Mechanical response of 45 angle-ply CFRP plates under low-velocity impact and quasi-static indentation: Influence of the multidirectional strain state

This work studies the relation of the strain fields, final failure patterns and the apparent flexural modulus in CFRP laminates subjected to quasi-static indentation (QSI) with the in-plane mutiaxial loading state produced. QSI tests could be utilised for evaluating the degradation process in composites under low-velocity impacts (LVI) whenever analogous damage initiation and propagation are expected. Then, the research is focused on the LVI and QSI response of [+/- 45](4S) squared-plates simply-supported in a circular steel window. Similar levels of internal energy are found in the most notable events during the loading process, what supports the comparable final failure patterns observed. Nevertheless angle-ply laminates under LVI present non-negligible higher levels of apparent rigidity, opening the possibility of a certain efferct of the strain rate on the impact response.
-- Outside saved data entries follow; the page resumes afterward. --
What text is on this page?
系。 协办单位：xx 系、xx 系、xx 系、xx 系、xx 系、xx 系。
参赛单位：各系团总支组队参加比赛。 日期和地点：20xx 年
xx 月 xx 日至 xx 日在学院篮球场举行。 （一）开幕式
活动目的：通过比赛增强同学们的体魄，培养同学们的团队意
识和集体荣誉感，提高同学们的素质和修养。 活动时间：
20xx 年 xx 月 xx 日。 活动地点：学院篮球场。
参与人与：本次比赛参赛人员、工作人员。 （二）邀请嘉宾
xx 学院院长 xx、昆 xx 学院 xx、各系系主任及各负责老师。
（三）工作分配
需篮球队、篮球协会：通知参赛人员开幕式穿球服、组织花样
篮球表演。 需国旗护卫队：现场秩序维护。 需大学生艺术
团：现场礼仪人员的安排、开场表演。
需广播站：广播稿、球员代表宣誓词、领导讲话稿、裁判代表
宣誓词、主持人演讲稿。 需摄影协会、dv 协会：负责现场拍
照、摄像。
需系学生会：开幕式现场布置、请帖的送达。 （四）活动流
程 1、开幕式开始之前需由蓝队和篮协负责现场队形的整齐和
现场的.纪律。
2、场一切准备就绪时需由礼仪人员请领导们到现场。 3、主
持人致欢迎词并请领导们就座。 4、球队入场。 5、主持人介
Besides, [0 90](4S) configurations are taken into consideration for reviewing the effect on the results of the stacking sequence out of the simply-supported region. A strong influence on the internal energy is found, being 41.7% higher in angle-ply than in cross-ply laminates. The analytical estimation of the multiaxial apparent linear response of the laminate combined with the measured strains are utilised for the qualitative description of the experimental final failure modes. The deformation fields in QSI testing are acquired by Digital Image Correlation techniques and strain gauges, completing the analysis with the results of a finite element approach. The variation of the apparent flexural modulus with the in-plane loading direction leads to non-simetrical strain fields and lower out-of-plane displacements in the stiffer direction.